Diagnosa banding pre eklampsia-sindroma HELLP : Trombotik angiopati,
Kelainan konsumtif fibrinogen, misalnya : Acute fatty liver of pregnancy,
Hipovolemia berat / perdarahan berat, Sepsis; Kelainan jaringan ikat : SLE, dan
Penyakit ginjal primer.
Terapi Medikamentosa antara lain : mengikuti terapi medikamentosa pre
eklampsia dan eklampsia. Pemeriksaan laboratorium untuk trombosit dan LDH setiap
12 jam, bila trombosit kurang 50.000/ml atau adanya tanda koagulopati konsumtif
maka harus diperiksa : waktu protombin, waktu tromboplastin parsial, fibrinogen.
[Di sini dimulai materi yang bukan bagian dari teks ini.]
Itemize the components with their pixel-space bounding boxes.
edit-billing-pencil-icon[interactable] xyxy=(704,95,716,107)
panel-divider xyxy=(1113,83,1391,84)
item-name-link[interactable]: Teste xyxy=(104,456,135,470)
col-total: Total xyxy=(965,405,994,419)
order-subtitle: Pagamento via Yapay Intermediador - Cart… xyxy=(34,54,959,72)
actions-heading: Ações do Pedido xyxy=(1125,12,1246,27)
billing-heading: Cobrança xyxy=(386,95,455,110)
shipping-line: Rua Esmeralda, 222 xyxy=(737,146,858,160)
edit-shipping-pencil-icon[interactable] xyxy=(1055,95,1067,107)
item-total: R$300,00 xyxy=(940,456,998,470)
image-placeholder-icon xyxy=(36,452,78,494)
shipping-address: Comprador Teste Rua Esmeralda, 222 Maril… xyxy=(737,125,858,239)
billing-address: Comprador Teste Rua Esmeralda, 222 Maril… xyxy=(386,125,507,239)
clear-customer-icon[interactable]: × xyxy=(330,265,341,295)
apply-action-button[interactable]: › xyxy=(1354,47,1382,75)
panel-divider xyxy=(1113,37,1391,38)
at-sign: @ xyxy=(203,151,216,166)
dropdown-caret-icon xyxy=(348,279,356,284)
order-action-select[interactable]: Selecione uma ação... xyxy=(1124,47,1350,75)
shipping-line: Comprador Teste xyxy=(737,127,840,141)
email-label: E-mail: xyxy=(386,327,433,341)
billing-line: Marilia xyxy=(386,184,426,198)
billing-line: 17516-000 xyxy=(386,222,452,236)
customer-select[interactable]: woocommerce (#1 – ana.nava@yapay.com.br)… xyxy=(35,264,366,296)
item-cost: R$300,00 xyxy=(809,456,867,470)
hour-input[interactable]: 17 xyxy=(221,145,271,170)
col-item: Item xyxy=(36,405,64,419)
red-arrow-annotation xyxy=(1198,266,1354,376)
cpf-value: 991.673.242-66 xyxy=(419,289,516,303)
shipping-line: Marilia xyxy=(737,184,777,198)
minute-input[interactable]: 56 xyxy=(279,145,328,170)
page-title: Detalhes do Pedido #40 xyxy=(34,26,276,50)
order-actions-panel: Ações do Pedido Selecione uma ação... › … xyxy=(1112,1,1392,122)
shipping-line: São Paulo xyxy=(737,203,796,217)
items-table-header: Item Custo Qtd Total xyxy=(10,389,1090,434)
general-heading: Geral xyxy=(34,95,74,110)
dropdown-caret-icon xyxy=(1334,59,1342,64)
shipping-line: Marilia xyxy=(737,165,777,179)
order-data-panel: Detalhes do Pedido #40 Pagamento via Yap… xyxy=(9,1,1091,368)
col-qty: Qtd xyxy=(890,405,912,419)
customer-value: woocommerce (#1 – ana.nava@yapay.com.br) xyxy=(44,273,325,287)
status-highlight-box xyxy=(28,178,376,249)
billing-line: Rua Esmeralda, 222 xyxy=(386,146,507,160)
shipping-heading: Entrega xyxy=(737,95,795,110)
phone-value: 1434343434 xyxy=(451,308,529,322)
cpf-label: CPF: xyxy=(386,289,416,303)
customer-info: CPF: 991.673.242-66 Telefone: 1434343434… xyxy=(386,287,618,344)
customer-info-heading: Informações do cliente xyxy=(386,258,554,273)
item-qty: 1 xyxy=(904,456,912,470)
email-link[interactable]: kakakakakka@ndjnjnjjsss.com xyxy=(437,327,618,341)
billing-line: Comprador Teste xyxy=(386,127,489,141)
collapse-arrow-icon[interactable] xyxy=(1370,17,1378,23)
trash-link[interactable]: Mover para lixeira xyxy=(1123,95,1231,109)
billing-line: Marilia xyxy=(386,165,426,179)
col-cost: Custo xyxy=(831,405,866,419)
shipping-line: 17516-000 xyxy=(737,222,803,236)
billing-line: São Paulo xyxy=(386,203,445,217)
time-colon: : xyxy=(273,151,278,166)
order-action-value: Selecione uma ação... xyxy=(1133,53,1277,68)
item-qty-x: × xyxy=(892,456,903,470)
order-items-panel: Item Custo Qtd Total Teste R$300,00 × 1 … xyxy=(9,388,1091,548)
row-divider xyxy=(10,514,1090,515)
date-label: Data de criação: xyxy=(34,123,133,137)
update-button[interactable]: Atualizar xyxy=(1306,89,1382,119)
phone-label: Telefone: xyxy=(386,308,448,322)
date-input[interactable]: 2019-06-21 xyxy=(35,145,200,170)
Pemberian dexamethasone rescue antepartum : diberikan double strength
dexamethasone (double dose). Jika didapatkan trombosit kurang 100.000/cc atau
trombosit 100.000-150.000/cc dan dengan eklampsia, hipertensi berat, nyeri
epigastrium, gejala fulminant maka diberikan dexamethasone 10 mg IV setiap 12
jam. Postpartum : Dexamehasone diberikan 10 mg intravena setiap 12 jam 2 kali lalu
diikuti 5 mg intravena setiap 12 jam 2 kali. Terapi dexamethasone dihentikan bila
terjadi : perbaikan laboratorium : Trombosit lebih 100.000/ml dan penurunan LDH,
perbaikan tanda dan gejala klinik pre eklampsia – eklampsia. Dapat dipertimbangkan
pemberian transfusi trombosit bila trombosit kurang 50.000/cc dan antioksidan.
16
BAB III
KESIMPULAN
1. Pada kasus ini, Pasien Ny. K dengan diagnosis G1A0P0 hamil 35 minggu
1 hari dengan Eklampsia dilakukan tindakan Sectio Caesar. Pasien dalam
kondisi yang hampir meninggal tidak diharapkan untuk bertahan hidup
tanpa operasi, sehingga dikategorikan ASA V.
2. Pasien dilakukan anestesi dengan teknik general anestesi menggunakan
semi closed face mask. Sebagai medikasi induksi diberikan Recofol,
Noveron dan diberikan sebagai maintenance diberikan Sevofluran 2%,
N2O, O2 selama operasi. Medikasi yang digunakan adalah fentanyl, sulfat
atropin, Ondancetron, Midazolam, Prostigmin, Induxin.
3. Cairan yang dipakai adalah RL 500 cc dan Wida HES 500 cc.
4. Lama operasi pasien adalah 60 menit.
5. Pasien kemudian dibawa ke RR dan langsung dipindahkan ke ICU untuk
mendapatkan perawatan intensif pasca operasi.